The week that I was scheduled to discharge arrived all too slowly, yet all too quickly. I was terrified. I had some neuropsychological tests, scheduled over several days, to complete before my discharge. The tests were like parts of traditional IQ tests and part of some other, random, test. I did well overall, but couldn’t wait for the next test scheduled six months out. The changes and developments were sure to be fascinating.
I tried my hardest to keep my balance during the PT portion of discharge. I could only stand by myself for around 3 seconds before losing my balance. Parts of the discharge testing had to be passed over due to my incredibly poor balance. I was angry at the idea of being released before being able to walk, but desperate to see my family and friends outside of the hospital.
The morning of my discharge was odd. It felt surreal; I still hadn’t shaken the feeling that I had spent my entire life in that hospital. That morning, Adam finished packing up my belongings while I waited in front of the door to my room. It slowly began to sink in that my body still didn’t work correctly and I was leaving. I felt panic rising when Adam left the room to take my things to the car. I wanted to stand up and walk to the car – that was how I was supposed to leave. I watched the doorway as technicians, nurses, therapists, and the occasional patient passed by. Life was carrying on, just as it had when I left the apartment to go for a swim the month before. After receiving my discharge paperwork, Adam pushed my wheelchairchair down the hallway and to the ward’s elevator bank.
The best part of my wheelchair was that it was a six-month rental. That meant that I should be walking in half a year, right? Regardless of the expected timeframe, I would walk again and, hopefully, run and bike again. The stroke had interrupted life in the rudest way, but it would get better, and I was determined to make sure of that. I had somehow convinced myself that I would be ‘normal’ again in January. I was in for a nudge from reality on that regard.
We loaded into the elevator and I listened as it lowered us to the first floor. We left the elevator and started down the hall toward the main entrance. I swiveled my head back and forth, desperate to memorize the hallway and have a last look at everything. We rounded the corner to the main exit/entrance and my heart began to pound.
It’s okay, I kept telling myself, you’ll be just fine. I passed the main desk without notice. I would normally be getting ready for lunch by the time I was rolling toward the door. It felt surreal to roll through the main entrance knowing that it would probably be my last time viewing everything from the low angle of my wheelchair. We rolled down the main sidewalk to the parking garage and I suddenly realized that I would have to get into a car. I mean, of course I already knew that, but the event was suddenly very real and about to happen. It seemed very strange and foreign.
Adam positioned my chair on a no-parking spot and dashed to the next row to bring the car around. Everything was suddenly very, very real. I had had a stroke, I would not be able to get into a car by myself, and I had suddenly, at an alarming speed, become helpless and entirely dependent on a man who was merely six and a half years my senior.
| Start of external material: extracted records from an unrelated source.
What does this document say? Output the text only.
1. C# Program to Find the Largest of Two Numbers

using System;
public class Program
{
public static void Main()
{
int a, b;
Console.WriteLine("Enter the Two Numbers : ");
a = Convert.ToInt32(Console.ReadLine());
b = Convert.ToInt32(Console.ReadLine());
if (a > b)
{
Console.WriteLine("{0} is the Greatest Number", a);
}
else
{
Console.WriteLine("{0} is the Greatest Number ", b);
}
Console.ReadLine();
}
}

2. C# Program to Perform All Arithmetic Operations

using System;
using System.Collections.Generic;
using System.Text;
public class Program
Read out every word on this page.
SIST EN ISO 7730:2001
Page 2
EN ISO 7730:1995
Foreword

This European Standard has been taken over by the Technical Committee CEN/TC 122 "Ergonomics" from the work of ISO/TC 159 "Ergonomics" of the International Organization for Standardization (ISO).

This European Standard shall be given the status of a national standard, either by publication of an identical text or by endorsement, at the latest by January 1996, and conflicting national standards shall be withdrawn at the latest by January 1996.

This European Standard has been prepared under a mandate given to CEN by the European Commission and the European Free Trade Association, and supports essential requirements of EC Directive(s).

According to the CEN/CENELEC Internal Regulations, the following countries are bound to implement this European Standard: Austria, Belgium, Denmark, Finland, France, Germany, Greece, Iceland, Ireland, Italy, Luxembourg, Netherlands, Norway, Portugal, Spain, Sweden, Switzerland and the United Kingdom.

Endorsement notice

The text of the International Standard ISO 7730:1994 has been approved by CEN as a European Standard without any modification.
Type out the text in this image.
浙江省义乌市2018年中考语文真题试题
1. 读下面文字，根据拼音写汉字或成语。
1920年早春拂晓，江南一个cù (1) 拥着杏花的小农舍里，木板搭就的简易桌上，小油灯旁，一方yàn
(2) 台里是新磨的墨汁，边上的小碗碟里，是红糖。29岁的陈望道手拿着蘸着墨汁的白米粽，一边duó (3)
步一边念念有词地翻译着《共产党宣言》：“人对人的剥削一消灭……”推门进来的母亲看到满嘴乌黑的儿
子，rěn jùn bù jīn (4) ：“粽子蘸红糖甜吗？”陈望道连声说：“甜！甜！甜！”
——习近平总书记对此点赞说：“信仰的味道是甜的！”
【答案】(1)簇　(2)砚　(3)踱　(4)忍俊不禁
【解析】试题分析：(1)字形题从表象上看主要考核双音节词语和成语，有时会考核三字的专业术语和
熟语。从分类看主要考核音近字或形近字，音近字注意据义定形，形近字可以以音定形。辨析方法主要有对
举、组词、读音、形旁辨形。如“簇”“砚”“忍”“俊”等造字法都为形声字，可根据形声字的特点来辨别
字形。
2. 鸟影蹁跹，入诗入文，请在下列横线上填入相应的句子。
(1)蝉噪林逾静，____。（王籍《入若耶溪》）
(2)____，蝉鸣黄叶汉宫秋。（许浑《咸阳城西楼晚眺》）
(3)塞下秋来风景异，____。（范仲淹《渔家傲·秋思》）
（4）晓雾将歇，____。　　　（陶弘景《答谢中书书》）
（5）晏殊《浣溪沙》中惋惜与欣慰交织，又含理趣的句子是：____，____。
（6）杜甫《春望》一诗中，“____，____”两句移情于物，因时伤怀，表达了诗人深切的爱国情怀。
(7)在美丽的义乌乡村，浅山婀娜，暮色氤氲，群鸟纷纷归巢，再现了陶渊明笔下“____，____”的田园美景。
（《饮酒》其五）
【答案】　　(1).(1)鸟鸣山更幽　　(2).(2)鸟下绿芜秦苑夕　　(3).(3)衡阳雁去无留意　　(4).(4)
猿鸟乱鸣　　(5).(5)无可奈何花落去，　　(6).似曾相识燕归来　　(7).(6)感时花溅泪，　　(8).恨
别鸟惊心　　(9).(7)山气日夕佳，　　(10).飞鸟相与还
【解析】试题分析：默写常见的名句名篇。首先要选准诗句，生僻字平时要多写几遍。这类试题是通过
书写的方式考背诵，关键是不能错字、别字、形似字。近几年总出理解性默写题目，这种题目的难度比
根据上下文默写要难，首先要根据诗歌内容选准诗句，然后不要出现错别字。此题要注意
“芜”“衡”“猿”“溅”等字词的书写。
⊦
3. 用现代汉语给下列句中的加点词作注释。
I could only imagine the burden he must have felt.
I had practiced getting in and out of a car with Danielle, but was incredibly nervous about it this time – it was too real. Adam switched on the emergency signals and came around the car to help me in. I stood with his help and hoped that he wouldn’t notice my shaking legs. It took at least five minutes to settle. It used to take a matter of seconds to settle into the seat of a car.
Adam got back in and started the car again while I took in my surroundings. It felt strange that I had been there for five weeks and hadn’t seen the inside of the parking garage. My things looked foreign, as though they belonged to someone else, piled up on the backseat with a wheelchair peeking around the pile. A few minutes later we pulled up to the exit gate. We were about to leave. I wanted to throw up. After Adam’s exchange with the gate attendant, we pulled up to the street entrance and were off. I was finally going home.